1. More than one SQL statements from the ABAP program are mapped to the SQL statement.

2. Only one SQL statement from the ABAP program is mapped to the SQL statement.

To tune SAP program performance, you can consider following options

  • Consolidate the similar SQL statements. If you need two fields from a record at different program location, it is better to retrieve two fields at one location instead of doing it separately at different program location from program performance point view.
  • Move SQL statement to more appropriate location – like move it outside of loop, put it at document head-level instead of line-item level and implement at expected higher organization level like company instead of repeating it at every lower organization level like plant.
  • Use program level buffer – retrieve data then store it for later reference in the same transaction to avoid database table access. There are several SAP ABAP techniques to achieve this.
  • For SELECT-FOR-ALL SQL statement, you can sort the internal table and remove “duplicated records” before the internal table is used in the SQL statement to retrieve data from a table.

Identical access sometimes can represent a significant performance tuning opportunity – because related program unit (or business function ) might only need to be executed once but executed many times due to improper design or coding. In Figure-1, if we assume that time for each access is same, we can make about 58% performance tuning on 2nd SQL by just removing those identical access.

1.2.3 Review Table buffer strategy

This is to review table buffer status based on “Summarized SQL Statements” screen to see whether we can enable buffer or deactivate buffer to tune SAP program performance. You also can review whether the SQL statement has bypassed SAP buffer based on code and whether the business logic needs to bypass SAP buffer.

Which SQL statement would bypass SAP buffer? Following is the list:

  • Any SQL select statement with a keyword “bypassing buffer”.
  • Any Select with a sub query or with joins
  • Any “count” function ( Count, Min, MAX, SUM, AVG)
  • Group by
  • Select DISTINCT
  • Order By
  • Select for update

Click here for SAP document and examples on ABAP SQL statements bypassing buffer.

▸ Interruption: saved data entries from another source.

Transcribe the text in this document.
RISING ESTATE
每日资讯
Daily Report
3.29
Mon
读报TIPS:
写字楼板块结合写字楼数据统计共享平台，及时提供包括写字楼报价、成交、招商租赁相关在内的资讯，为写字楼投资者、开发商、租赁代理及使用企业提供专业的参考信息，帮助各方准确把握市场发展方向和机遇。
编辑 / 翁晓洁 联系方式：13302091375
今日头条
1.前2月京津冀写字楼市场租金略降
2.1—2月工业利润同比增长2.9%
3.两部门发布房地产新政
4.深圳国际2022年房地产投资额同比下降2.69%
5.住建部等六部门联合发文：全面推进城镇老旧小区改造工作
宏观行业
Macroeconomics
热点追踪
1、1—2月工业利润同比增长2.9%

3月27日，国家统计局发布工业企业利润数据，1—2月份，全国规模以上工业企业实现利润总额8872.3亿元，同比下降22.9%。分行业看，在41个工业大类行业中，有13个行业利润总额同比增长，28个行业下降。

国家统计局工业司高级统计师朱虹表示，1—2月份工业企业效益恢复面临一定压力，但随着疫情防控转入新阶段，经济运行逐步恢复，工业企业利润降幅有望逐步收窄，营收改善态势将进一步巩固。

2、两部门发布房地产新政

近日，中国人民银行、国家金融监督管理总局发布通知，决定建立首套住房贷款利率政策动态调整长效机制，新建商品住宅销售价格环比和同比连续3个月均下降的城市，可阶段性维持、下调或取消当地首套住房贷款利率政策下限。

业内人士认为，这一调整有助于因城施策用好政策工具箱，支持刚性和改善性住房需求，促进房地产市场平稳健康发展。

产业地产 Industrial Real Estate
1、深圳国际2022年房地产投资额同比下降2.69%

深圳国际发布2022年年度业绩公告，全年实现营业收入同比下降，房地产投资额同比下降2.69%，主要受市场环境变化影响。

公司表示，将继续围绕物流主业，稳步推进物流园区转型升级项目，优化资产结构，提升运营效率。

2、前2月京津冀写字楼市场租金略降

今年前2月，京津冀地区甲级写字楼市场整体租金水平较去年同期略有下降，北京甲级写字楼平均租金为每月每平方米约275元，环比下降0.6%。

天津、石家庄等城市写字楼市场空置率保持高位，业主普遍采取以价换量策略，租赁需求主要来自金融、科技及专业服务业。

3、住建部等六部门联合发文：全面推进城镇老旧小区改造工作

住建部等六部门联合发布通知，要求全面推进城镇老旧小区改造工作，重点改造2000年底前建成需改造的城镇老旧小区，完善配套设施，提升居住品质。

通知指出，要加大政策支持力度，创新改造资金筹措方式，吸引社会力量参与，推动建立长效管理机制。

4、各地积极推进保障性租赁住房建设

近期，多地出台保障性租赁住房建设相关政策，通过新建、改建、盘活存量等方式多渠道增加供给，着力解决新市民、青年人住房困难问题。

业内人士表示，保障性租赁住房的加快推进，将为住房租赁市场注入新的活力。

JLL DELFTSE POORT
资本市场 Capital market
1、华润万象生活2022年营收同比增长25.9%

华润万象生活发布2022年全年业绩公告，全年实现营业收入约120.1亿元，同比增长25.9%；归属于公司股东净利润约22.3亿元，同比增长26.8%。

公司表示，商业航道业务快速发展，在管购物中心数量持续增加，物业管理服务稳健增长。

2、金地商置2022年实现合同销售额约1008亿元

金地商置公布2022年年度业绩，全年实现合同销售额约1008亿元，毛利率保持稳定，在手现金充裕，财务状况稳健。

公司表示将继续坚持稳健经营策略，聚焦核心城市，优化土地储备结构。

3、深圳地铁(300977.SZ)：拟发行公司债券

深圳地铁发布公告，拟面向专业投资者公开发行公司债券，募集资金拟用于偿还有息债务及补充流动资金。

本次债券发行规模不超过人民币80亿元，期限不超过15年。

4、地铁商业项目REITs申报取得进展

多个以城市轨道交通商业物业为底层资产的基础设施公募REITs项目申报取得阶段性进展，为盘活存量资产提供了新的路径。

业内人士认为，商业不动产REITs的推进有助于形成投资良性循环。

If SAP program should not bypass buffer when it access table, then you need to change SAP SQL code so data requested is from application buffer instead of database table.

Only SAP configuration table and parameter table are appropriate candidates for buffering if the table is “seldom” changed and has an “appropriate” size. What is “seldom” and what is “appropriate” table size, there is really no hard cut-off line. The general guideline is we can buffer record if record change rate is under 1% and table size does not exceed 5MB. You might need to select “right” buffer mode based on table size, changes and type of query.

If a buffered table is now changed more frequently, this can impact your program performance as well due to buffer synchronization. In this case, you need to disable the buffer.

I might write a post to share my experience on dealing with table buffering. You can click SAP table buffering to know more in this area.

1.2.4 Review number of SQL execution

Here we review Number of execution of SQL in the summary screen to see whether we can tune SAP program performance by reducing number of execution on the SQL. Further by reviewing number of execution, it might be discovered that a subroutine might be executed more than what is really needed! To reduce number of SQL execution, you can consider similar solutions mentioned in 1.2.2 section of this post.

If there are individual Select, “Insert” or “update” on a table, it would help to tune program performance by using mass operation like mass insert and mass update.

1.2.5 Review data returned

This is to review what information each record contains and how many records are returned by the database server to ensure that only data needed by business operation is returned from database not more and not less. Eliminating un-needed fields of each record can result new execution plan like getting data only from an index and reduce round trips between application server and database servers. Reducing number of records returned by database by building more specific retrieval condition into SQL where-clause is better than retrieving records from table then filtering records at program level.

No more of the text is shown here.